Le Lutin rassembla les pans de sa grande houppelande, s’envola presque jusqu’au sol où il se campa, fièrement, si petit mais si grand… un géant.

Il toisait son amie d’un air mi-sévère, mi-amusé.

– Tu devais nous parler de temps et de vent, non ?

– Tu crois ?

– De vent, oui… de tempête ? Je ne sais pas. Tu nous as plantés là comme si rien d’autre ne comptait que de rêvasser comme lorsque tu avais quinze ans !

– Ah… Je ne rêvasse pas… je ne songe même pas. Je réfléchis !

– À d’autres ! Tu ne dis plus rien, tu n’écris même plus, tu es là, bras ballants, mains vides, esprit à Yeur de plus en plus souvent ! Tu crois vraiment que tu vas t’en sortir comme ça ?

– Je ne sais pas, mais il faudra bien que tout s’arrête, que je sache à quelle branche je peux m’accrocher pour ne pas sombrer. Il doit bien y en avoir une. Les arbres n’ont pas encore tous disparus.

– Et voilà…

Le Lutin bleu hochait la tête, une moue désappointée envahissait un visage où les rides se creusaient de plus en plus… Plus de mille ans… près de deux mille, en fait ! Il y avait de quoi s’énerver devant un chagrin si peu justifié.

– Il y a pire, reprends seulement le fil de tes pensées, celles qui te libéraient des nuages, de la pluie, qui la rendaient si belle car elle était un souvenir heureux de chemin sous les arbres, de promenade main dans la main, de baisers insouciants.

La terre sentait si bon dans les sous-bois ! Le vent ne hurlait pas, il chantait en caressant les ramures-cordes d’une harpe magique… c’était beau.

– Tu aurais dû l’écrire dans tes cartes postales… celles que tu n’as pas envoyées, celle que tu as fait transmettre en utilisant les facilités de La Poste. Tu aurais dû continuer à chercher celles qui te correspondaient dans les carteries… Tu aurais dû ne pas avoir honte de tes pattes de mouche, de tes mains qui tremblent de plus en plus. Tu aurais dû te faire confiance au lieu de tant hésiter !

– J’aurais dû… murmura Quichottine, j’aurais dû.

Si vous aviez été sur place, vous auriez vu le Lutin bleu grandir à mesure que la Dame au grand cahier rapetissait. Ils échangeaient leurs personnages, chacun espérant que l’autre saurait comment lui redonner la vie qu’ils perdaient.

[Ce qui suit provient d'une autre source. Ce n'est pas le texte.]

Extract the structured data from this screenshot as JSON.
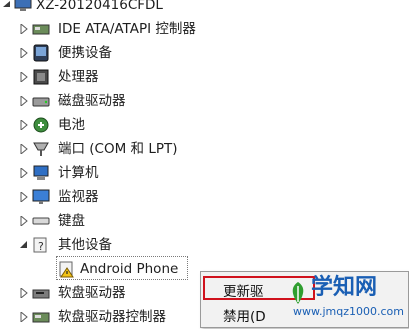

Quichottine se leva, péniblement. Où était passée l’énergie qu’elle avait su déployer précédemment ? Mille ans… non deux mille. C’était son âge désormais, mais elle n’avait pas de baguette magique, pas de souhait à exhausser. Juste une vieille houppelande à rapiécer.

50 commentaires à propos de “Carte postale d’à Yeur”

  1. Que votre journée soit douce… Prenez bien soin de vous.
    Merci d’être là.

  2. C’était un jour de grande fatigue. Un jour gris comme les nuages qui l’accompagnaient. C’était un jour où l’on cherchait dans le fouillis de la vie, une petite plume blanche pour effacer les grands soucis. Mais c’était aussi un jour à partager car à plusieurs la charge se fait bien plus légère. Légère comme une petite plume blanche.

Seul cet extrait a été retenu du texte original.